Figure 6Molecular phylogenetic analysis of gene models by the Maximum Likelihood method. Multiple sequence alignment for full-length carotenoid cleavage dioxygenases was inferred using MUSCLE [36]. The evolutionary history was inferred by using the Maximum Likelihood method based on the JTT matrix-based model [37]. The bootstrap consensus tree inferred from 100 replicates [38] is taken to represent the evolutionary history of the taxa analyzed [38]. Branches corresponding to partitions reproduced in less than 70% of bootstrap replicates were collapsed. The percentage of replicate trees in which the associated taxa clustered together in the bootstrap test (100 replicates) is shown next to the branches [38]. Initial tree(s) for the heuristic search were obtained automatically by applying Neighbor-Join and BioNJ algorithms to a matrix of pairwise distances estimated using a JTT model, and then selecting the topology with superior log likelihood value. The analysis involved 20 amino acid sequences. The coding data was translated assuming a Standard genetic code table. All positions containing gaps and missing data were eliminated. There were a total of 225 positions in the final dataset. Evolutionary analyses were conducted in MEGA5 [39]. Arrows point toward recommended Vitis symbols. Asterisks indicate redundant synonyms.

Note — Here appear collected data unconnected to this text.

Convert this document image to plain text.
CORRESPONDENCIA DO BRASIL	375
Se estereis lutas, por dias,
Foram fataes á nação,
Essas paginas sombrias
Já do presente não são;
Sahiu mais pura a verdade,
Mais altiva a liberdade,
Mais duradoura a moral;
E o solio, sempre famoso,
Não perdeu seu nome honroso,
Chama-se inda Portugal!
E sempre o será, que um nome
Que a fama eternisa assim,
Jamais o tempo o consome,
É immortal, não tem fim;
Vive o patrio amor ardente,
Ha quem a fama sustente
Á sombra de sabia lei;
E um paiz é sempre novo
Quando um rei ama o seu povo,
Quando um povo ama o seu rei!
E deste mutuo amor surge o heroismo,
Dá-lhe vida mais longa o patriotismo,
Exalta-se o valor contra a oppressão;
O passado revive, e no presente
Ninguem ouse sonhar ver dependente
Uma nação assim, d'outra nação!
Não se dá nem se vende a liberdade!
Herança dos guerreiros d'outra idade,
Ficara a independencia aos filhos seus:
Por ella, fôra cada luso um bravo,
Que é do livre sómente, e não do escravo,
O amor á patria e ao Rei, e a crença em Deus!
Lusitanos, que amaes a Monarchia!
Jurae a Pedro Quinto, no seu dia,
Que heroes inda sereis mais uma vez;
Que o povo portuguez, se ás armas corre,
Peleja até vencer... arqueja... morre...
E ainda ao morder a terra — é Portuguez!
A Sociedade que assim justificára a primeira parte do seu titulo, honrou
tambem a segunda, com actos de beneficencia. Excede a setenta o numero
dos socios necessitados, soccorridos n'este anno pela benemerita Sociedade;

Figure 7Molecular phylogenetic analysis of trihydroxystilbene synthase gene models by the Maximum Likelihood method. Multiple sequence alignment for full-length trihydroxystilbene synthases was inferred using MUSCLE [36] from the nucleotide sequence. The evolutionary history was inferred by using the Maximum Likelihood method based on the JTT matrix-based model [37]. The bootstrap consensus tree inferred from 100 replicates [38] is taken to represent the evolutionary history of the taxa analyzed [38]. Branches corresponding to partitions reproduced in less than 70% of bootstrap replicates were collapsed. The percentage of replicate trees in which the associated taxa clustered together in the bootstrap test (100 replicates) is shown next to the branches [38]. Initial tree(s) for the heuristic search were obtained automatically by applying Neighbor-Join and BioNJ algorithms to a matrix of pairwise distances estimated using a JTT model, and then selecting the topology with superior log likelihood value. The analysis involved 40 amino acid sequences. The coding data was translated assuming a standard genetic code table. All positions with less than 95% site coverage were eliminated. That is, fewer than 5% alignment gaps, missing data, and ambiguous bases were allowed at any position. There were a total of 292 positions in the final dataset. Evolutionary analyses were conducted in MEGA5 [39]. Arrows point toward recommended Vitis symbols. A,B,C refer to the groups in [4].